Feb. 23, 2022
Randy Zellers Assistant Chief of Communications
LITTLE ROCK — Arkansas will celebrate its 42nd consecutive year of modern-day bear hunting this fall, and for the first time since the recovery of the black bear in The Natural State, hunters in the Gulf Coastal Plain may be allowed to participate.
According to Myron Means, AGFC Large Carnivore Program coordinator, staff will propose a limited black bear hunt in this year’s regulations package for fall 2022.
“The proposed season structure still has not been established, as we still have some reports to receive from the University of Arkansas at Monticello before we finalize season dates and quotas,” Means told Arkansas Game and Fish Commissioners at last week’s regularly scheduled meeting. “More than likely the framework will be very limited as we begin the season in this part of the state.”
Means says bears reproduce much more slowly than other big game animals in the state and their overall population is naturally smaller than animals such as deer and turkeys, so overharvest is a possible threat if the season is not kept conservative and proper regulations are not established to maintain the population at a healthy number.
“We likely will see a later opening day than Bear Zones 1 and 2 enjoy, which will hopefully allow more sows the opportunity to feed up and begin denning before the season begins in Zone 3, much like we see in Bear Zones 5 and 5A already.”

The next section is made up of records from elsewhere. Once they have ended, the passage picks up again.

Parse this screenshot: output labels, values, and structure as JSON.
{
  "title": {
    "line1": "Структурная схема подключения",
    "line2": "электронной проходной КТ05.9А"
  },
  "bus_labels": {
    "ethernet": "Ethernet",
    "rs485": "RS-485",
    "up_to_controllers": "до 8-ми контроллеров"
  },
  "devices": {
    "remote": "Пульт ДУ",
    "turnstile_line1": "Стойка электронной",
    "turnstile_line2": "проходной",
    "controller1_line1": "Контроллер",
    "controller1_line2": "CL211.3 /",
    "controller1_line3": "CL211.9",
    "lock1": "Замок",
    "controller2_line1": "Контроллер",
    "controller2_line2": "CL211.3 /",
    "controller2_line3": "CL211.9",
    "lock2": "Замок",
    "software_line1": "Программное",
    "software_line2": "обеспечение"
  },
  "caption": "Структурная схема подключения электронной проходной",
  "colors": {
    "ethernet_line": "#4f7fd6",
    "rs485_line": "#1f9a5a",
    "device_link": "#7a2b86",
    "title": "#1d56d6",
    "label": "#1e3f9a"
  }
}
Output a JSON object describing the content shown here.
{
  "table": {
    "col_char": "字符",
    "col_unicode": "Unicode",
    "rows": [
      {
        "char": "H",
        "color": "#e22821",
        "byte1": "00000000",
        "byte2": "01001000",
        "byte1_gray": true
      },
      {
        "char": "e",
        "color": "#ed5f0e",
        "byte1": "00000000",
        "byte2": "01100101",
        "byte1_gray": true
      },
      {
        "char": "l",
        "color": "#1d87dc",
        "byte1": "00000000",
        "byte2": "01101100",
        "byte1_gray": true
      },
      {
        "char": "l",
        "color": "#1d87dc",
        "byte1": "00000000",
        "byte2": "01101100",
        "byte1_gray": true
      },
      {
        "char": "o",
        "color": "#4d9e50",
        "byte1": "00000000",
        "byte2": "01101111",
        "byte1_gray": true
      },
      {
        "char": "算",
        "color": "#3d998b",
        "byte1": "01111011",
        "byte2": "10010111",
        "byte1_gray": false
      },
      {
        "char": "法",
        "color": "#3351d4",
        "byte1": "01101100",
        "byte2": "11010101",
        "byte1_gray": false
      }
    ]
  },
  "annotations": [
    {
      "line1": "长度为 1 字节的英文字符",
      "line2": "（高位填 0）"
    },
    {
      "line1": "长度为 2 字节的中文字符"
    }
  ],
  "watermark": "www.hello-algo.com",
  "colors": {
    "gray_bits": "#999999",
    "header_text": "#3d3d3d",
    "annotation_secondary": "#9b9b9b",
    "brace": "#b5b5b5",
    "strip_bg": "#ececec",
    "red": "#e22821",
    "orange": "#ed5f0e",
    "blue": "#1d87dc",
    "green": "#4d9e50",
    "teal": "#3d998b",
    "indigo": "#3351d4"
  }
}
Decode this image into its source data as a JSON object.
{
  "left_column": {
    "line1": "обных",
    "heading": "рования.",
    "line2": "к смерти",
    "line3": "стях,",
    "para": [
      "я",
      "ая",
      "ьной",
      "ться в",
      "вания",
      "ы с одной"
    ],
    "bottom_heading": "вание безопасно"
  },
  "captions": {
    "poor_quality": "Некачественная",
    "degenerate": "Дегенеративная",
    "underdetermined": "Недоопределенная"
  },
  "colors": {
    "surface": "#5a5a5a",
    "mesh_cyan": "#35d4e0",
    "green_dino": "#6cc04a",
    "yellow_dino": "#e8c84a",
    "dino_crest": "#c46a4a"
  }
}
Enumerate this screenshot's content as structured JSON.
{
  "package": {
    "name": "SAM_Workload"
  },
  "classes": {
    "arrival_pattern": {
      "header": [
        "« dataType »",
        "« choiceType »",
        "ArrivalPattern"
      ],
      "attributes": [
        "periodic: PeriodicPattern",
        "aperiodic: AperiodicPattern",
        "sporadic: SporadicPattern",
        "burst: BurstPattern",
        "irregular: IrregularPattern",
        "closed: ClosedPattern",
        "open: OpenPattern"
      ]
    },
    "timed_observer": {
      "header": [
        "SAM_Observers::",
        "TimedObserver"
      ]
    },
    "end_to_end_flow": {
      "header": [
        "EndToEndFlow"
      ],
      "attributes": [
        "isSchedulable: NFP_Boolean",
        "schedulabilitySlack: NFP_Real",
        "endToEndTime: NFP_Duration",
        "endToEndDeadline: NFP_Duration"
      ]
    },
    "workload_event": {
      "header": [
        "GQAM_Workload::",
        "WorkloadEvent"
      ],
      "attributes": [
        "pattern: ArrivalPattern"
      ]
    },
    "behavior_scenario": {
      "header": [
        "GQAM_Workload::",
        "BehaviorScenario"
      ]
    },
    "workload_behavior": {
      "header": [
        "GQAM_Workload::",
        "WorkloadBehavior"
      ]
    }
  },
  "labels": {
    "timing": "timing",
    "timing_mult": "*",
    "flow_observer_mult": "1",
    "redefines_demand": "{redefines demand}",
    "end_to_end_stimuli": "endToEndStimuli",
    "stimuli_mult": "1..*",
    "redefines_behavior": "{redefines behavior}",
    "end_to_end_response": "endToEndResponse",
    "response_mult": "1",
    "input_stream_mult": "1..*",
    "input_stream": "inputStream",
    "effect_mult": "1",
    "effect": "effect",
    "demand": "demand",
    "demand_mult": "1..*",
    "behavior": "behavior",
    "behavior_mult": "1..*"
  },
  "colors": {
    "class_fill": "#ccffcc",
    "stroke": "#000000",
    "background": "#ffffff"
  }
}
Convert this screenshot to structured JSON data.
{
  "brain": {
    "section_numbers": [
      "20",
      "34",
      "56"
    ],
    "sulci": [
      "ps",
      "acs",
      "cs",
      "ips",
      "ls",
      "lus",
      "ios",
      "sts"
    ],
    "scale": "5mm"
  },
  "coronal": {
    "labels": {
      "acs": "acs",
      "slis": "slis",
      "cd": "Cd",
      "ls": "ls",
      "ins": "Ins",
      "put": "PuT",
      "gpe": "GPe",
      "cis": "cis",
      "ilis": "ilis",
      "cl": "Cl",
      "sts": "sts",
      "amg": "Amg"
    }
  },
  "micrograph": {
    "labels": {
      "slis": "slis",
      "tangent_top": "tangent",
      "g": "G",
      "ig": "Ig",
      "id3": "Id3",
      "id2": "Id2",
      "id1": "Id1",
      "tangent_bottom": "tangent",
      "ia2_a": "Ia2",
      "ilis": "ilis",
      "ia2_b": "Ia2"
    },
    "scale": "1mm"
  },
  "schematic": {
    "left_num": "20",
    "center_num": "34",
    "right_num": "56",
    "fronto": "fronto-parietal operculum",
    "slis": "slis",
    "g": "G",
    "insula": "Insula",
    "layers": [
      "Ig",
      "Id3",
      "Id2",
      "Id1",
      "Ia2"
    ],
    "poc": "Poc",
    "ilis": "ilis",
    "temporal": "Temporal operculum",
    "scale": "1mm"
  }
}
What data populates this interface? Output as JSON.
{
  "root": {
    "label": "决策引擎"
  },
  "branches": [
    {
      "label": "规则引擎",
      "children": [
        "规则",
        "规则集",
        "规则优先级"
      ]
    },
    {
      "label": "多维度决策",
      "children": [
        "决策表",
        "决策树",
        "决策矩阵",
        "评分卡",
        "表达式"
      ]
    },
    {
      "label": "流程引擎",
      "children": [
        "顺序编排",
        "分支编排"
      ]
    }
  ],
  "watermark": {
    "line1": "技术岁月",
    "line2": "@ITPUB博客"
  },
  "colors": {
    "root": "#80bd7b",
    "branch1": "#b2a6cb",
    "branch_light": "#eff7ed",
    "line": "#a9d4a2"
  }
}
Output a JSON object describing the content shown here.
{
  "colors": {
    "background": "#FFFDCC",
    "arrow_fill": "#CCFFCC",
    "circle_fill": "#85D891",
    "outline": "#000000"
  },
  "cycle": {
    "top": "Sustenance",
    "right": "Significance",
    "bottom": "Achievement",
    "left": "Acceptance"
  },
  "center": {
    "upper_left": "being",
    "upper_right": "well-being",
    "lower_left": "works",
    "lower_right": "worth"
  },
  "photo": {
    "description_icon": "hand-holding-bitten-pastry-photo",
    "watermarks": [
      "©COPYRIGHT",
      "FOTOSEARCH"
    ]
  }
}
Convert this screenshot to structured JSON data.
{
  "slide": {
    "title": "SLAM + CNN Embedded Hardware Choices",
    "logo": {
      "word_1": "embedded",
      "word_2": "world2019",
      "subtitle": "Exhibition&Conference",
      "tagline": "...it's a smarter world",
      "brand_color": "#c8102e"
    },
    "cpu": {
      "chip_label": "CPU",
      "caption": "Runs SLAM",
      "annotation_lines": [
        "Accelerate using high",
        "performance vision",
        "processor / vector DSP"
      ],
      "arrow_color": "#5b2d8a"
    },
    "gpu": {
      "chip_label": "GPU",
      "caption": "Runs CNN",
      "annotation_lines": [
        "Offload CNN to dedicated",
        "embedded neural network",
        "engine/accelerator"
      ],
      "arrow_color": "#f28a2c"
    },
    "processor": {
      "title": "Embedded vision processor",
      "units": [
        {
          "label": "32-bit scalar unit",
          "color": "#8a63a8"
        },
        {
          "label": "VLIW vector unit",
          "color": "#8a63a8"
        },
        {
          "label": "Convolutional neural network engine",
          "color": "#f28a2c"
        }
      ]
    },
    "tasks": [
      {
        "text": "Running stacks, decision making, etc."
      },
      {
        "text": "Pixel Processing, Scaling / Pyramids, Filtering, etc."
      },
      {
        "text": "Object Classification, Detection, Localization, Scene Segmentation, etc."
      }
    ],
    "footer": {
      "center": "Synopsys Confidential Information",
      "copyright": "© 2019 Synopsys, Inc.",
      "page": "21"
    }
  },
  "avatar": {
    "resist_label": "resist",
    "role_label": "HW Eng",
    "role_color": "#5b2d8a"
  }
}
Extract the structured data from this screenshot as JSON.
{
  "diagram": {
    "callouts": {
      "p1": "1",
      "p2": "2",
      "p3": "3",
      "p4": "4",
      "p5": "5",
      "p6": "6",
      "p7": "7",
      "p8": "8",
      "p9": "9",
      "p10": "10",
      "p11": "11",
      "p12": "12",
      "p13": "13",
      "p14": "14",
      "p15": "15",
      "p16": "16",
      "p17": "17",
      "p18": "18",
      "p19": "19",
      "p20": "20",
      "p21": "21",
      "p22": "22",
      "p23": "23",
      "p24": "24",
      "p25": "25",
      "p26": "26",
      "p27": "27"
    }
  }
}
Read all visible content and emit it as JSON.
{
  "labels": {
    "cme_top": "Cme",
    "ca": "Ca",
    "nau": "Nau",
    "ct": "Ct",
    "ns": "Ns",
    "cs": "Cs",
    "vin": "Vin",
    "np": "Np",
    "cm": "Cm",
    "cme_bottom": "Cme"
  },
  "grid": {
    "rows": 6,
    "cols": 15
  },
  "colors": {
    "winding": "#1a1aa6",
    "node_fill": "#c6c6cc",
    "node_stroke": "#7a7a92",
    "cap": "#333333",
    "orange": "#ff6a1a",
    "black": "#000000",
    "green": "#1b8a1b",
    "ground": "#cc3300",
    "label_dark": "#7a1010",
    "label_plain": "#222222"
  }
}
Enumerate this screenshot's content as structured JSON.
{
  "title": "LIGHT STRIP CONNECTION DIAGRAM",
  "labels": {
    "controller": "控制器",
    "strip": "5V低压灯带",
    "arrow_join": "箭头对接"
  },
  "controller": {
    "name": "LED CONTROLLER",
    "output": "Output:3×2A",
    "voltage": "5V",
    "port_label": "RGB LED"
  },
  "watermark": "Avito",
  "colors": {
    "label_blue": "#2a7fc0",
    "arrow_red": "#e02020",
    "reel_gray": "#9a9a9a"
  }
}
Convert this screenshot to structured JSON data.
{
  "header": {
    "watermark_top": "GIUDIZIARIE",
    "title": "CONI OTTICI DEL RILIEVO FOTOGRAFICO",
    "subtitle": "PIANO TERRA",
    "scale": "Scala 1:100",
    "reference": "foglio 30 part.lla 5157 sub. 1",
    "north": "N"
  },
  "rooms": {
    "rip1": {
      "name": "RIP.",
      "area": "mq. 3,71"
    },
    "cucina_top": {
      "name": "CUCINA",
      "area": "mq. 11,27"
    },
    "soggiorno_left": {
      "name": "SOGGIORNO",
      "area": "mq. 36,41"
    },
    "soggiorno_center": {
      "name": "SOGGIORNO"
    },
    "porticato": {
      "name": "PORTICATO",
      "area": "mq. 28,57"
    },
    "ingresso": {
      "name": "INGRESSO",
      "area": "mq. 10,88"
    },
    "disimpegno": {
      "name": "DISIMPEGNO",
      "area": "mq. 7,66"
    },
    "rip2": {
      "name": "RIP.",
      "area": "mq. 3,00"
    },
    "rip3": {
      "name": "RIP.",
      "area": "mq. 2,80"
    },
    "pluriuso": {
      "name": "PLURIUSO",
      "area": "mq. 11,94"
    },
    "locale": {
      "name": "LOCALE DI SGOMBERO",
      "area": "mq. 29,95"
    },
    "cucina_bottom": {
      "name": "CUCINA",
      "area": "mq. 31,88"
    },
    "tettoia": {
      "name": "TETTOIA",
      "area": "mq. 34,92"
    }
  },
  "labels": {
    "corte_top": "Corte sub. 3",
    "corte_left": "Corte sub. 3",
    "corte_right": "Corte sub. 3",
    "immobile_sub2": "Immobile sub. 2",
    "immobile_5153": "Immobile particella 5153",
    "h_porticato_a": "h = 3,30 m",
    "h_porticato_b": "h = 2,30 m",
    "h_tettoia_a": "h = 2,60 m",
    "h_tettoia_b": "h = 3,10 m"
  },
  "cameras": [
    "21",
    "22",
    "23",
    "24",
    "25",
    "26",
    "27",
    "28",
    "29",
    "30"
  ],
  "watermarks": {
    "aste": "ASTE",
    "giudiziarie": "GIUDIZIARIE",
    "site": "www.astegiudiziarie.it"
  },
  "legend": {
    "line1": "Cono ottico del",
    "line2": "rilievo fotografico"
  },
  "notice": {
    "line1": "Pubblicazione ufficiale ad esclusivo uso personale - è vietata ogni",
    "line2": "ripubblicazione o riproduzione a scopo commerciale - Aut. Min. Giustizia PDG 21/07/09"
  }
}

Means says that even with these precautions in place, there is still a concern for overharvest that will need to be watched carefully.
“Most of Zones 3 and 4 are private land, and hunters will have feeders out for deer that bears will be attracted to, which will make them more accessible to hunters than bears in Zone 2, where large blocks of public land dominate the landscape,” Means said. “I anticipate the quota to be met in this zone very quickly, and that quota may even be exceeded on opening day, so we will craft the framework to begin these new zones in baby steps to lessen the chance of overharvest.”
Means also highlighted the 2021 statewide bear harvest during his report, stating that 493 bears were taken by hunters last fall. While this may seem like a sharp decrease compared to the previous year’s record high of 665 bears harvested, it still falls in line with the stable harvest numbers seen since 2001.
“That was the year we began to allow baiting for bears on private property in Arkansas,” Means said. “That greatly stabilized the harvest close to the established quota in Zone 1, where a lot of private land allows hunters to take advantage of bait to harvest a bear.”
Bear Zone 1 in the north and northwest portion of Arkansas led the state, as it has since modern bear hunting was established, with 333 bears taken in 2021. Hunters in Bear Zone 2, which is composed of west-central Arkansas in the Ouachita Mountains, harvested 144 bears. Hunters in Zones 5 and 5A along the White River corridor in southeast Arkansas took 12 and four bears, respectively.
According to Means, Bear Zone 2, which is the only zone without a harvest quota, has much more public land where baiting cannot be employed.
“It is much more of a self-regulating harvest in that zone,” Means said. “We have had quotas there in the past, but the harvest hasn’t warranted a quota there since 2015.”
Seventy-one percent of Arkansas’s harvested bears were taken with archery equipment, which is typical for bear hunting in The Natural State.
“Before we began to separate quotas by method, we saw some years when the bear quota was filled in some zones before muzzleloader or modern gun seasons even began,” Means said. “Now we do have quotas set by method to allow people using muzzleloaders or modern guns an opportunity to harvest a bear, but the overwhelming majority of the harvest still occurs during the first three or four days of archery season.”